Mary Linkenhorn turned out to be a middle-aged, cheerful woman with absolutely nothing in her appearance to connect her with Dolly Clare.
She was beautifully dressed with many fine rings and a three-row string of pearls. Her expensive crocodile shoes had high heels and matched an enormous handbag. I felt that she was perhaps a little too exquisitely turned out for a morning visit to a cottage where possibly Wayne Richards's employees were messing about with plaster and emulsion paint. However, I liked her at once. She was friendly and unaffected, and obviously delighted to be going to see Dolly's house. She chattered about her early memories of the place, and of her affection for her Aunt Dolly.
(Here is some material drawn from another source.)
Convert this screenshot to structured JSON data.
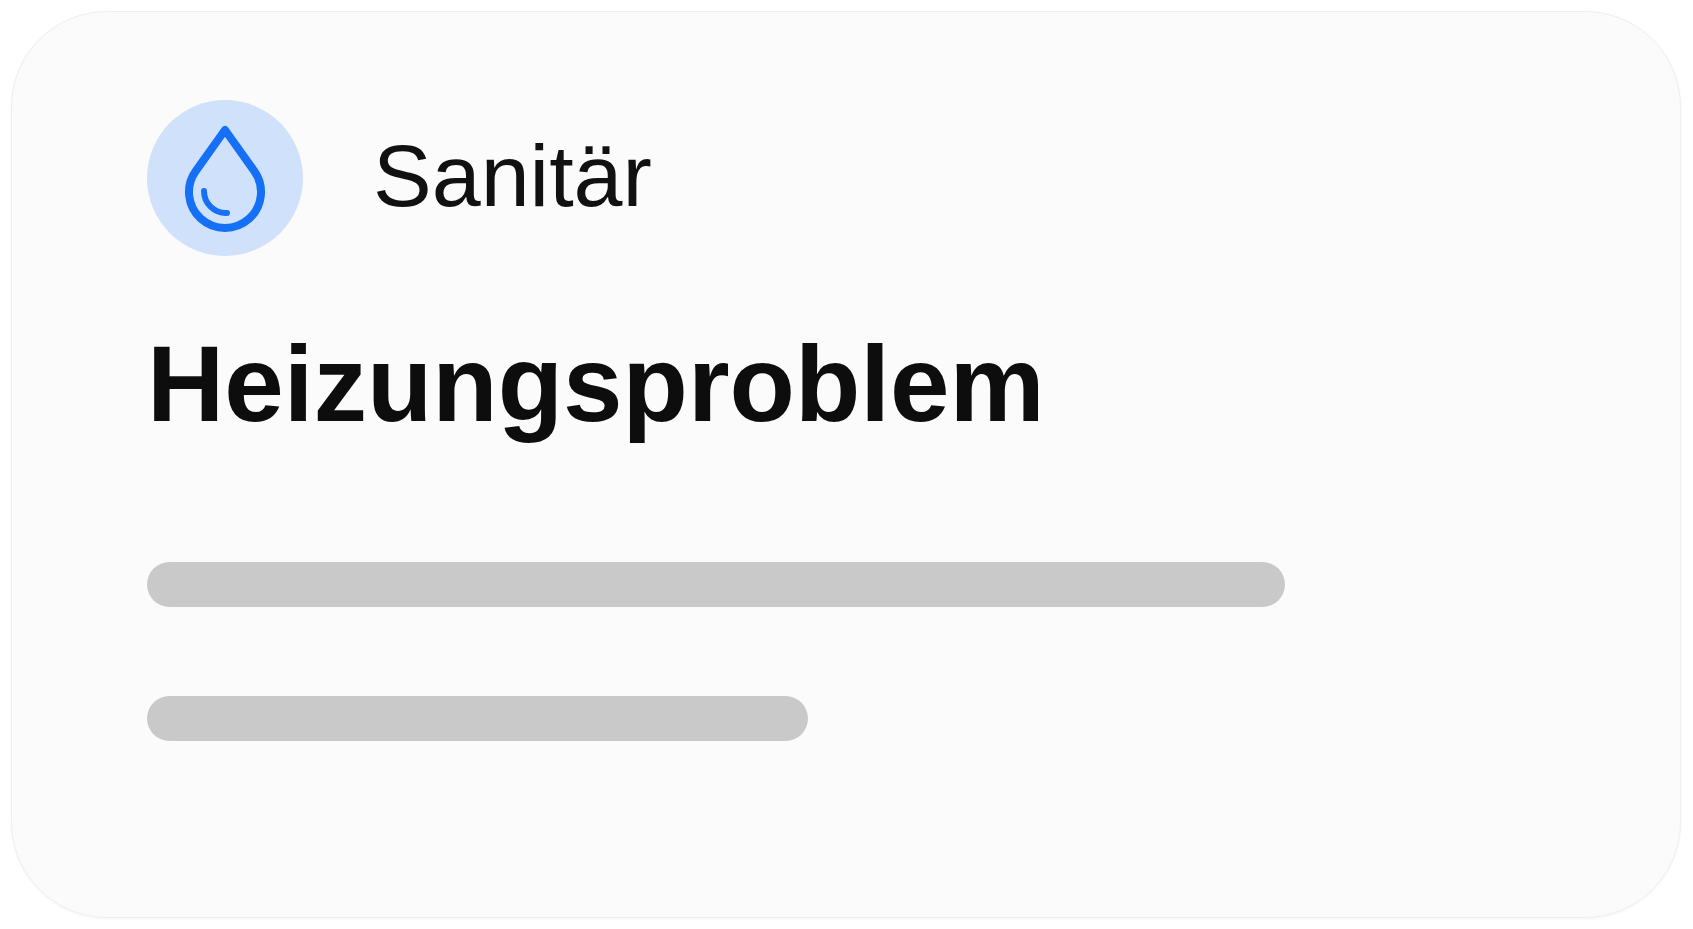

'My mother, I'm sorry to say, rather looked down on her, you know. She was a bit of a social climber, my mother, I mean, and she felt that she couldn't invite Dolly to meet some of her affluent Caxley friends.'
'Dolly Clare,' I said, 'would have been welcomed in any society.'
'I agree, but mother didn't think so. To tell the truth, my brother and I fell out with her when we were old enough to leave home. We visited her, of course, and always kept in touch by letters when we left England, but there wasn't much love lost. She was a headstrong woman, and we were better apart.'
'What happened to your brother?'
'He went sheep farming in New Zealand, and did very well, but he contracted cancer some three years ago, and died last Christmas.'
We drew in to the side of the lane outside Dolly's cottage, and I switched off the engine.
Mary sat, silently gazing at the little thatched house. I was rather relieved to see that no builders were at work this morning. We should have the house to ourselves.
It was very quiet in the lane, and we were both content to sit there in silence. A lark was singing overhead, high above the great whale-back of the downs behind the village. A young pheasant crossed the road a few yards from the car, stepping haughtily from one grass verge to the other, and ignoring a small animal, shrew or vole, which streaked across the road within yards of the bird. There was a fragrance in the air compounded of cut grass, wild flowers and, above all, the pungent scent of a nearby elder bush heavy with creamy flowers.
Mary broke the silence first.
'It's so small,' she said.
'Actually,' I told her, 'it has been enlarged since your time. Dolly had the sitting-room made wider, and the kitchen too. But I agree, it is a little house. I think that's why I like it so much.'
We climbed out of the car, and I unlocked the front door. The familiar smell greeted me of ancient wood, slight dampness, and the faint smell of dried lavender which Dolly had never failed to keep in china bowls in each room.
The furniture remained much as Dolly had left it. Some if it would have to go later to the Caxley auctioneers; I had removed anything portable of value to my school house for safety. Beech Green may look idyllic to the passing stranger, but it has its share of villains, as well as a few marauders from elsewhere who take advantage of the nearby motorway to steal anything which will bring them a few pounds, and then make a hasty getaway. It was this hoard which I proposed to display to Mary when we returned to my house for lunch, so that she could choose her keepsake; and this I told her.